After a midseason trade to the New York Knickerbockers in 1940, he cemented his Hall of Fame case, winning the Royal Ricketts Award at the age of 36 in 1941 and helping the Knicks win a championship in five games. Though he continued to battle injuries, Toothbrush was part of the Knicks’ remarkable three-peat from 1943 to 1945, adding three World Series rings to his collection. Terrigan made four more All-Star appearances as a Knick, finishing with nearly 30 WAR for the team with a 158 ERA+.

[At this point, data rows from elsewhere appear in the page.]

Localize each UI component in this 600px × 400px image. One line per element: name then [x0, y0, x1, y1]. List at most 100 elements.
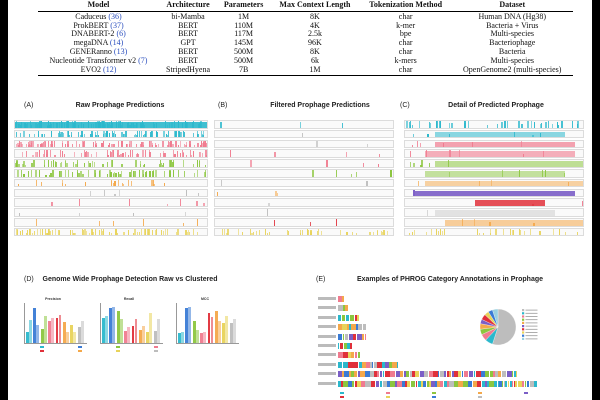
feature-mark [539, 231, 542, 236]
feature-mark [430, 228, 432, 236]
pie-legend-swatch [522, 331, 525, 334]
feature-mark [175, 130, 177, 138]
gene-segment [499, 380, 502, 387]
citation-link[interactable]: (13) [113, 46, 128, 56]
feature-mark [15, 131, 18, 138]
feature-mark [440, 229, 441, 236]
feature-mark [21, 151, 23, 157]
bar [70, 324, 74, 343]
feature-mark [490, 233, 492, 236]
feature-mark [84, 133, 86, 138]
cell-tokenization-text: bpe [399, 29, 412, 39]
feature-mark [90, 162, 92, 167]
cell-model-text: Nucleotide Transformer v2 [49, 55, 137, 65]
feature-mark [70, 131, 72, 138]
feature-mark [178, 145, 179, 148]
cell-dataset: Multi-species [452, 29, 574, 39]
feature-mark [141, 169, 144, 177]
feature-mark [30, 170, 33, 177]
gene-segment [345, 305, 348, 312]
feature-mark [430, 123, 432, 128]
gene-segment [352, 380, 355, 387]
citation-link[interactable]: (6) [116, 29, 126, 39]
feature-mark [106, 173, 109, 177]
cell-model: DNABERT-2 (6) [38, 29, 159, 39]
feature-mark [47, 228, 49, 236]
feature-mark [186, 231, 189, 236]
panel-b-letter: (B) [218, 102, 228, 109]
annotation-row [338, 343, 352, 349]
feature-mark [139, 164, 141, 167]
feature-mark [531, 120, 532, 128]
gene-segment [353, 361, 359, 368]
feature-mark [413, 162, 415, 167]
feature-mark [67, 169, 69, 177]
feature-mark [132, 171, 134, 177]
cell-tokenization: char [360, 47, 452, 57]
gene-segment [340, 380, 343, 387]
feature-mark [75, 164, 77, 167]
bar [210, 317, 214, 343]
gene-segment [409, 371, 413, 378]
feature-mark [152, 180, 155, 187]
gene-segment [351, 361, 354, 368]
citation-link[interactable]: (7) [138, 55, 148, 65]
gene-segment [354, 314, 357, 321]
citation-link[interactable]: (36) [108, 11, 122, 21]
feature-mark [383, 229, 385, 236]
gene-segment [357, 380, 361, 387]
feature-mark [100, 228, 102, 236]
feature-mark [65, 163, 68, 167]
annotation-row [338, 324, 366, 331]
genome-track [404, 159, 584, 168]
header-tokenization: Tokenization Method [359, 0, 452, 12]
citation-link[interactable]: (12) [103, 64, 117, 74]
feature-mark [118, 140, 119, 148]
genome-track [404, 169, 584, 178]
feature-mark [196, 218, 198, 226]
feature-mark [335, 219, 337, 226]
pie-legend-label [525, 328, 538, 330]
feature-mark [52, 169, 54, 177]
feature-mark [72, 230, 74, 236]
feature-mark [206, 153, 207, 157]
pie-legend-label [525, 319, 538, 321]
feature-mark [108, 132, 110, 138]
pie-legend-label [525, 309, 538, 311]
feature-mark [113, 143, 115, 148]
cell-architecture-text: BERT [178, 46, 199, 56]
feature-mark [24, 164, 26, 167]
legend-swatch [78, 346, 82, 348]
genome-track [214, 169, 394, 178]
gene-segment [390, 371, 396, 378]
feature-mark [106, 130, 109, 138]
feature-mark [138, 169, 140, 177]
gene-segment [417, 380, 421, 387]
citation-link[interactable]: (37) [110, 20, 124, 30]
genome-track [14, 159, 208, 168]
gene-segment [402, 380, 405, 387]
feature-mark [478, 232, 480, 236]
feature-mark [39, 229, 41, 236]
feature-mark [77, 161, 79, 167]
gene-segment [437, 380, 440, 387]
feature-mark [173, 150, 174, 157]
feature-mark [166, 135, 169, 138]
citation-link[interactable]: (14) [109, 38, 124, 48]
gene-segment [351, 371, 354, 378]
gene-segment [449, 371, 452, 378]
gene-segment [423, 371, 429, 378]
gene-segment [339, 343, 344, 349]
feature-mark [133, 213, 134, 216]
feature-mark [561, 120, 564, 128]
feature-mark [160, 163, 162, 167]
gene-segment [447, 380, 450, 387]
gene-segment [349, 371, 351, 378]
feature-mark [27, 170, 29, 177]
feature-mark [18, 143, 20, 148]
feature-mark [202, 130, 204, 138]
gene-segment [440, 380, 444, 387]
cell-architecture: BERT [159, 21, 217, 31]
feature-mark [84, 162, 85, 167]
feature-mark [37, 144, 39, 148]
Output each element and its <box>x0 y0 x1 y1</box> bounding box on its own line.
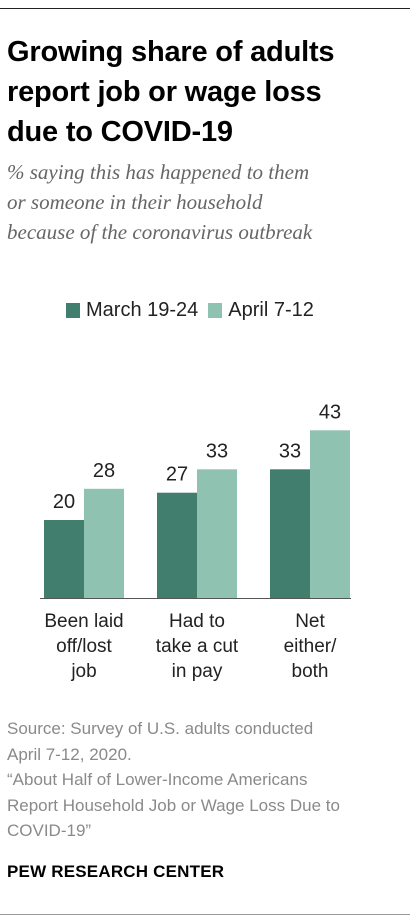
title-line: Growing share of adults <box>7 36 335 68</box>
bar-april <box>197 469 237 598</box>
data-label: 20 <box>53 491 75 513</box>
bar-chart: 20 28 Been laid off/lost job 27 33 Had to take a… <box>40 401 351 682</box>
legend-label-april: April 7-12 <box>228 298 314 321</box>
source-line: Source: Survey of U.S. adults conducted <box>7 719 314 738</box>
source-line: COVID-19” <box>7 821 92 840</box>
legend: March 19-24 April 7-12 <box>66 296 324 324</box>
legend-swatch-april <box>208 302 223 318</box>
top-rule <box>0 8 410 9</box>
bar-march <box>157 492 197 598</box>
chart-subtitle: % saying this has happened to them or so… <box>7 157 402 247</box>
category-label: job <box>70 661 96 682</box>
category-label: take a cut <box>156 636 239 657</box>
source-line: Report Household Job or Wage Loss Due to <box>7 795 340 815</box>
subtitle-line: % saying this has happened to them <box>7 160 310 184</box>
legend-swatch-march <box>66 302 80 318</box>
legend-label-march: March 19-24 <box>86 298 199 321</box>
category-label: Had to <box>169 611 225 632</box>
subtitle-line: or someone in their household <box>7 190 263 214</box>
data-label: 33 <box>206 440 228 462</box>
title-line: report job or wage loss <box>7 76 322 108</box>
source-note: Source: Survey of U.S. adults conducted … <box>7 716 402 844</box>
legend-item-april: April 7-12 <box>208 299 314 322</box>
source-line: “About Half of Lower-Income Americans <box>7 770 308 789</box>
data-label: 27 <box>166 464 188 486</box>
bottom-rule <box>0 914 410 915</box>
bar-march <box>270 469 310 598</box>
category-label: Been laid <box>44 611 123 632</box>
category-label: either/ <box>284 636 338 657</box>
chart-title: Growing share of adults report job or wa… <box>7 32 402 152</box>
data-label: 33 <box>279 440 301 462</box>
bar-april <box>310 430 350 598</box>
legend-item-march: March 19-24 <box>66 299 198 322</box>
data-label: 28 <box>93 460 115 482</box>
bar-march <box>44 520 84 598</box>
category-label: Net <box>295 611 325 632</box>
brand-label: PEW RESEARCH CENTER <box>7 862 225 881</box>
subtitle-line: because of the coronavirus outbreak <box>7 220 313 244</box>
title-line: due to COVID-19 <box>7 116 233 148</box>
category-label: off/lost <box>56 636 112 657</box>
source-line: April 7-12, 2020. <box>7 744 132 764</box>
category-label: in pay <box>172 661 223 682</box>
category-label: both <box>292 661 329 682</box>
bar-april <box>84 488 124 598</box>
data-label: 43 <box>319 401 341 423</box>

A torn flexor tendon ended his 1945 campaign after only three starts. Terrigan turned 40 in August and contemplated retirement. He had been in the league for 22 years, and despite only 10 complete seasons, he had a remarkable career. Toothbrush elected to give it one last go-round, and he was drafted to play in the AABC by the upstart New York Empires in the fourth round of the free-agent draft of 1946. Terrigan would remain in New York and help the newest team in the city open their ballpark. He made six starts for the Empires, going 3-1 with a 2.36 ERA, but the injury bug caught him once more. The end came on May 30th, 1946 for Toothbrush Terrigan, when he tore his UCL. His body had given out once more, and this time he would not attempt a comeback.
For his career, Terrigan won 130 more games than he lost, finishing with a 282-152 career record. Pitching in a hitters’ era, he posted a 2.79 ERA (good for a 148 ERA+), struck out over 2,137 batters, and accumulated just under 100.0 WAR (99.3). He won Player of the Week once and Pitcher of the Month four times. He made eight All-Star teams (1934-36, 1938, 1940-43), and he won the 1941 Royal Ricketts Award. He pitched the second perfect game in league history, and he played on five Championship teams (Brooklyn 1929, New York 1941 and 1943-45).